U.S. Customs and Border Protection’s efforts to pursue “intelligent enforcement” as part of its 21st century customs framework should include steps to recognize trade partnerships and modernize internal processes, according to a white paper recently submitted by CBP’s Commercial Customs Operations Advisory Committee.
For more information on COAC or this white paper, please contact ST&R member and COAC co-chair Lenny Feldman at (305) 894-1011.
Partnership Accounts. COAC said that the decision-making and resolution process for CBP’s Fines, Penalties, and Forfeitures branches “often lacks uniformity regarding time frames, rationale for decisions and consequence delivery” and that it is often not evident whether a company’s trusted trader status is considered in the adjudication of cases. CBP should therefore consider (1) realigning its FPF offices to create a trusted trader center, office, or branch to address cases involving such partners and (2) enhanced mitigation guidelines for CTPAT/trusted trader partners. When mitigating such claims CBP should provide partnership accounts the ability to demonstrate a financial investment in compliance and/or infrastructure.

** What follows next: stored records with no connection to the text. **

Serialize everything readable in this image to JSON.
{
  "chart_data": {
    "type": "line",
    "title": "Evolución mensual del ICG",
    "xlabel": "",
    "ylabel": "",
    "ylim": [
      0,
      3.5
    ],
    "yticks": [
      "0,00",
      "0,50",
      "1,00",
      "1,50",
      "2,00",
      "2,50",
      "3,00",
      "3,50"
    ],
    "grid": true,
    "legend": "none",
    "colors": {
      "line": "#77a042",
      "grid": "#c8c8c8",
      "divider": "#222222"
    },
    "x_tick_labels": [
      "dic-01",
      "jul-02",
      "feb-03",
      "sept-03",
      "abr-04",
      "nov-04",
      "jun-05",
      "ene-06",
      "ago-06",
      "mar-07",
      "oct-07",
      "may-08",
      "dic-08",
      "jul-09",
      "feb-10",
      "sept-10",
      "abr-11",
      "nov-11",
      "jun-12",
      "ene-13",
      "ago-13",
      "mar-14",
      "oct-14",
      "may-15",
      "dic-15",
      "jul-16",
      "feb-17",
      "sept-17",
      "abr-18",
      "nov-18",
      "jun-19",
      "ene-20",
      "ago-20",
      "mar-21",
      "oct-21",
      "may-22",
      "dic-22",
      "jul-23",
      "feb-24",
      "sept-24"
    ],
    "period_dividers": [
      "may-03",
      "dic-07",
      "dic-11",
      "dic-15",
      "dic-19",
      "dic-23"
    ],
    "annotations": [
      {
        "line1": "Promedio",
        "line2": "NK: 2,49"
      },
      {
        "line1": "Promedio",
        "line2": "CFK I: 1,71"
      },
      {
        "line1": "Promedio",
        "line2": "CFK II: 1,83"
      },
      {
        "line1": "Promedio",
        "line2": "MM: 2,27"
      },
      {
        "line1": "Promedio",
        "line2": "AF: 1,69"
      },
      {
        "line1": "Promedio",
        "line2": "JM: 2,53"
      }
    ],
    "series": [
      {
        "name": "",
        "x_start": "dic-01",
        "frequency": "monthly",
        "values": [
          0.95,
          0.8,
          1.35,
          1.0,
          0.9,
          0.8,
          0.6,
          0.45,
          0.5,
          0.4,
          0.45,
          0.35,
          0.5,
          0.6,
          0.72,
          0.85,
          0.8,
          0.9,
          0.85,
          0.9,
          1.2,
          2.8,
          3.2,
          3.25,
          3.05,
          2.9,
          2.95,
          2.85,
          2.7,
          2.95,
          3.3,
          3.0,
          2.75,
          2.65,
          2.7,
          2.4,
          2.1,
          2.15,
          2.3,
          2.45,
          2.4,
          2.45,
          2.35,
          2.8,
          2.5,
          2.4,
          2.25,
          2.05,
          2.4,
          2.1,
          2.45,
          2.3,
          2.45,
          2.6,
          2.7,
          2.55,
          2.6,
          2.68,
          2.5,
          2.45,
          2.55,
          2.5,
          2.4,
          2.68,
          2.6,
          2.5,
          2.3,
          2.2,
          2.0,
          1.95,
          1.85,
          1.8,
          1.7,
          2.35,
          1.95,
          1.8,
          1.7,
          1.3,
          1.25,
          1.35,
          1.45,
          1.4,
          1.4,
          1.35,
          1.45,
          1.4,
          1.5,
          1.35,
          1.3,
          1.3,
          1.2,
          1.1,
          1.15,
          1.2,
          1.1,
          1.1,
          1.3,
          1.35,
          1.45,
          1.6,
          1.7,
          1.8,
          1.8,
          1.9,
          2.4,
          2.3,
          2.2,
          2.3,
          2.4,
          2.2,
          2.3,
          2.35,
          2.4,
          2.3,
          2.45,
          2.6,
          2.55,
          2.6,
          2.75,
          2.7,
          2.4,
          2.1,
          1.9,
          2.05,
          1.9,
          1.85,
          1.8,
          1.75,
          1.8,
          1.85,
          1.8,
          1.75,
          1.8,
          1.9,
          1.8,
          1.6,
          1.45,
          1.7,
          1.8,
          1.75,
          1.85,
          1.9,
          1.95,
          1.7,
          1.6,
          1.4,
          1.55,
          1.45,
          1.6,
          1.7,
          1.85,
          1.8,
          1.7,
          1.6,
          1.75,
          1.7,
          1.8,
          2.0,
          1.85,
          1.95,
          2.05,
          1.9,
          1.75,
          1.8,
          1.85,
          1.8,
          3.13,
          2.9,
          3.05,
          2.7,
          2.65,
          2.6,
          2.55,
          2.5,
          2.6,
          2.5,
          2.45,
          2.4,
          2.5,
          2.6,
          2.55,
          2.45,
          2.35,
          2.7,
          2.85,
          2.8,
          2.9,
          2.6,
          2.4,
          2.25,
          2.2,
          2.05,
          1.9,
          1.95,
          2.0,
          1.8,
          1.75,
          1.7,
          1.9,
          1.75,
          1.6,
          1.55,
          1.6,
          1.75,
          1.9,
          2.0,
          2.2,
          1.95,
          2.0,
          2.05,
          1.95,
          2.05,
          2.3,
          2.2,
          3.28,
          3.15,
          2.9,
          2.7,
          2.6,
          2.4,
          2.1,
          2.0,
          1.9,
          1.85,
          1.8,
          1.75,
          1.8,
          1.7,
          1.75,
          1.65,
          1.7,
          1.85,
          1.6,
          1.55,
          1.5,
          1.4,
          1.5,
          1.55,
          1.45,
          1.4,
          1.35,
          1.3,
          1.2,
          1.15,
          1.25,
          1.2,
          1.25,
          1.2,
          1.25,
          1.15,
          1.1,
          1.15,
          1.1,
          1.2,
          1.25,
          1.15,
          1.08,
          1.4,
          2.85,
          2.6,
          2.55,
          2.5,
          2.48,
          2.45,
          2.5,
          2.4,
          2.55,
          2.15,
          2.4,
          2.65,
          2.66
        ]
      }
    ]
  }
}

Penalty Issuance. In addressing claims and managing the enforcement process, COAC said, CBP should consider not only the prior record or history of the petitioner’s violations but also the account’s commitment to partnership, with CTPAT and trusted trader status an important consideration. CBP should consider issuing warning letters and informed compliance to appropriate accounts in lieu of enforcement actions by evaluating the accounts’ status, volume, and record.
In addition, enforcement evaluation teams should be created at a Center of Excellence and Expertise or national level so that the issuance and resolution of claims would be handled nationally and uniformly instead of locally and inconsistently. “This could enable CBP to avoid issuance of claims that would be cancelled or substantially mitigated months later,” COAC said. “It also could decrease the flood of less consequential cases, improve work-load management, increase efficiencies and promote a focus on truly bad actors.”
Similarly, CBP should consider adjusting the settlement process on a national level, as it does for certain liquidated damages claims through its finance center in Indianapolis, for other claims (e.g., seizures and penalties) instead of handling them differently from one jurisdiction to the next. This would not only promote a more uniform and transparent resolution process, COAC said, but could also provide an opportunity to “arrive at meaningful, impactful settlements that address CBP as well as violator concerns, perhaps considering infrastructure or compliance improvements as part of the settlement.”
Notices and Decisions. COAC urged CBP to continue to support the modernization of the Seized Assets and Case Tracking System, which it called “the backbone of CBP’s internal enforcement processing system.” Specific changes should include (1) aligning SEACATS with the Automated Commercial Environment for trade-related cases so there is a more seamless communication flow between petitioners and CBP, (2) improving liquidation, penalty, and
detention/seizure notices to ensure they provide all the information and detail necessary to inform the petitioner of the reasons for the claim, (3) aligning the automated enforcement system such that the Office of Field Operations, Center officials, national account managers, and supply chain security specialists can evaluate and/or provide input on such claims in a seamless and
relevant manner, and (4) automating the petition process to an electronic format similar to the ACE protest portal.
Enforcement Rationale and Guidance. To better enable petitioners to avoid future problems by adopting more compliant behaviors, COAC suggested that CBP (1) provide greater detail in its detention, seizure, liquidated damages, and penalty notices as well as in its rationale when granting or denying mitigation, (2) do away with “free-form,” non-standard submissions, and (3) include in its decisions suggested actions and/or resources for the petitioner to consider in developing compliance programs.
Petition and Appeal Process. Stating that the current enforcement process is overly cumbersome and delayed, minimizing the opportunity for petitioners to assess and implement compliance programs and financial investments to avoid future claims, COAC recommended that CBP consider other federal agency enforcement models, including those that provide for substantial interaction “on the front end.” Should CBP maintain its current process, COAC said, it should consider requiring claimants who request a supplemental petition to request “further review” similar to a protest based on certain enumerated criteria. CBP should also consider a different process for claimants found to repeatedly violate the same or similar laws, perhaps involving CBP counsel and a hearing or meeting.